La nouvelle génération a tourné la page sans couper pour autant les ponts avec François, le père de Camille et Grégory qui les accompagne encore de quelques conseils. Grégory suit les vins, de la vigne à la bouteille depuis sept ans, Camille a repris la gestion et la comptabilité, Bastien, ancien aide-soignant, a pris en charge le commerce « mais nous sommes polyvalents, chacun de nous étant capables de parler des vins et du domaine ».
La famille est installée depuis 1927 sur ce vignoble qui s’étend aujourd’hui sur 70 hectares, à cheval sur les trois départements du Gers, des Pyrénées-Atlantiques et des Hautes-Pyrénées. Il est majoritairement planté de tannat aux côtés du cabernet franc, du petit et du gros manseng. La production est aux deux-tiers en rouge, un quart en blanc et le reste en rosé. « Mon père s’était concentré sur ces cépages pour les décliner en différentes cuvées et il y a encore du potentiel, estime Grégory. Nous avons donc réfléchi à dix ans aux adaptations possibles au changement climatique, surtout après trois années d’aléas difficiles, le gel en 2021, la grêle en 2022 et le mildiou en 2023. La vigne doit d’abord être rentable, même une mauvaise année. Il faut par exemple revoir la taille, le palissage, les porte-greffes, quitte à arracher avant que la vigne ait 25 ans ». La famille a supprimé tous les désherbants et les engrais chimiques dans les vignes certifiées HVE depuis 6 ans. « Nous soignons aussi notre environnement en replantant des haies, se félicite Camille. Et nous avons déjà été récompensés par le retour de chauves-souris, d’abeilles, de coccinelles, de vers de terre… »

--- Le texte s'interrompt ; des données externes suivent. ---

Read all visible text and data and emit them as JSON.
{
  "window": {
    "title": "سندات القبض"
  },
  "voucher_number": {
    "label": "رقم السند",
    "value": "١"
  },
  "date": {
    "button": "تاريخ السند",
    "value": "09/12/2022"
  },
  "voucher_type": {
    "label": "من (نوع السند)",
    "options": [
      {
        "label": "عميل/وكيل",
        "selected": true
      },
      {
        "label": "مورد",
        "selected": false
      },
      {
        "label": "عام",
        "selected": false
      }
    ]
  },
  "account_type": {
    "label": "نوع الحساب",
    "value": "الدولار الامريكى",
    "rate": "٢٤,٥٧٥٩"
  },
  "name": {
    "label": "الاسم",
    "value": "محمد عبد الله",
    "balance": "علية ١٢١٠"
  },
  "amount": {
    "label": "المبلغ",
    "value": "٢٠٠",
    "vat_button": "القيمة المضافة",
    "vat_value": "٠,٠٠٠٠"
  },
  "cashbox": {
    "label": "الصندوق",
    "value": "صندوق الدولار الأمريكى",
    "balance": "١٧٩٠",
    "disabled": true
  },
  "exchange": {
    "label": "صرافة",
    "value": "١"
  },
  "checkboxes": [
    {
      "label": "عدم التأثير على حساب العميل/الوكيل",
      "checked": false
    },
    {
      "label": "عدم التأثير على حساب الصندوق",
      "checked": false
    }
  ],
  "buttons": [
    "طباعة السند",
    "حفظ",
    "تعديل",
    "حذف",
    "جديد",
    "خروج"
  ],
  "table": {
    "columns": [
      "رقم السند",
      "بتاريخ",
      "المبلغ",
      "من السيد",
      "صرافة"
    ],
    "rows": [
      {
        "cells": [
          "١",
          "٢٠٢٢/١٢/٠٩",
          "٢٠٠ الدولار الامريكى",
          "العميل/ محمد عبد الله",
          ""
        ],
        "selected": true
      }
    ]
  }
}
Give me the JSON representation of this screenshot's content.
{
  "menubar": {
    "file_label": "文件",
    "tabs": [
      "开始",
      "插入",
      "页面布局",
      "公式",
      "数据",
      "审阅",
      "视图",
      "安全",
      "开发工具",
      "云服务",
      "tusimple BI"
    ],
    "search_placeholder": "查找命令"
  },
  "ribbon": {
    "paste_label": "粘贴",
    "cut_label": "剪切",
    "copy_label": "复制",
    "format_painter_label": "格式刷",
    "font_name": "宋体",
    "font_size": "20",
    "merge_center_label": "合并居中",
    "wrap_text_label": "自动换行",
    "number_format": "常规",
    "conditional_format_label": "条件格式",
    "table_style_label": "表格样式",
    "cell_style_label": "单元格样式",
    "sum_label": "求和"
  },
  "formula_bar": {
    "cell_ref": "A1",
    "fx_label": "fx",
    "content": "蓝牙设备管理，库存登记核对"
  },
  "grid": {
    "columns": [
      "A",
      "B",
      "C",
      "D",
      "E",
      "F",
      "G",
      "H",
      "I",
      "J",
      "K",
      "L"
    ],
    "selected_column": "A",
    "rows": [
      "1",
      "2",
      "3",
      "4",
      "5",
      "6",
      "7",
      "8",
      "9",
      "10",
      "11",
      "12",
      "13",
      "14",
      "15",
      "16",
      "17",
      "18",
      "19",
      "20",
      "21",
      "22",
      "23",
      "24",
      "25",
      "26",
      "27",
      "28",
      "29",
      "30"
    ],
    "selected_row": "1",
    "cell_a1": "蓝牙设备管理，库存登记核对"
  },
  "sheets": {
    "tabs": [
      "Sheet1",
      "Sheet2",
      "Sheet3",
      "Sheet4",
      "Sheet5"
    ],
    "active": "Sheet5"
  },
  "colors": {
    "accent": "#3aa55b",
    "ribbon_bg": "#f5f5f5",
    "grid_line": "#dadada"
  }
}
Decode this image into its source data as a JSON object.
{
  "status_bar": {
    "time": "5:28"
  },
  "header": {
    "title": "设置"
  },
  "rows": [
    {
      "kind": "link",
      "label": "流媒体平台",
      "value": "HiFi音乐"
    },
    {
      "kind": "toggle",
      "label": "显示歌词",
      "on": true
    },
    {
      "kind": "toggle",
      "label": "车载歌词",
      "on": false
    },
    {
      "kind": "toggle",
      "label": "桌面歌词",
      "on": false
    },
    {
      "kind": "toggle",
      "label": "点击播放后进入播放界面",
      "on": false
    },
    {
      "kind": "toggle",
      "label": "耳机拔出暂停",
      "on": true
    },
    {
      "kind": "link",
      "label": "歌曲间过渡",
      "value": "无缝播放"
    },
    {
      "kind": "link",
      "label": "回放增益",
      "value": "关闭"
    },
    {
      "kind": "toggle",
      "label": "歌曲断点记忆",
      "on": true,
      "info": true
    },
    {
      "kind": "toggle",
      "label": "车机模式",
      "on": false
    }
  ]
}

Trois jeunes gens dans le vent
La nouvelle génération a lancé de nouvelles cuvées avec l’œnologue d’Aydie, Baptiste Clavé. « Quand quelqu’un a une idée, on la partage, on la teste, on la goûte avec comme principal mot d’ordre : le fruit d’abord » explique Grégory. Le château d’Aydie, tout en gardant son style traditionnel, a arrondi ses tanins avec moins de surmaturité des raisins, moins de sucre et d’alcool. Une identification autre que le terroir a été trouvée pour une gamme en Vin de France, un véritable bestiaire lancé avec Les 2 Vaches Rouges, l’animal emblème du Béarn, déclinée ensuite avec toute la basse-cour : Le Vilain Petit Canard en blanc, Les Trois Petits Cochons Roses en rosé, La Poule aux Œufs d’or en petit et gros manseng, entre blanc sec et moelleux. « On voulait des vins qui nous ressemblent, ironise Grégory. « L’objectif était aussi de faire connaître le tannat mais récolté plus tôt et vinifié en cuves pour gagner en fraîcheur, complète Bastien. Nous sommes finalement la seule famille à faire du 100% tannat avec nos cuvées en rouge et rosé». Un madiran sans sulfites ajoutés est né récemment des réflexions familiales « comme celui que faisait déjà le grand-père Pierre, le premier vigneron à mettre en bouteille dan l’appellation en 1963, raconte Bastien. A l’époque le tannat était acheté par les négociants bordelais pour muscler leurs vins mais pas en 1963. Heureusement le chef André Daguin qui voulait mettre en avant la production locale et qui venait de créer le magret de canard est venu chercher 600 bouteilles chez Laplace et les a fait connaître dans les restaurants. Ce sans-sulfite permet aussi de détacher la notoriété du madiran de l’association avec le gibier et nous fait gagner une nouvelle clientèle, plus jeune ».
L’entreprise d’Aydie est passée de 80 % du chiffre d’affaires en négoce à 20%. Elle élabore désormais neuf cuvées soit environ 650-700 000 bouteilles par an dont 30 % commercialisées à l’export. Et le trio béarnais a encore des idées dans sa besace.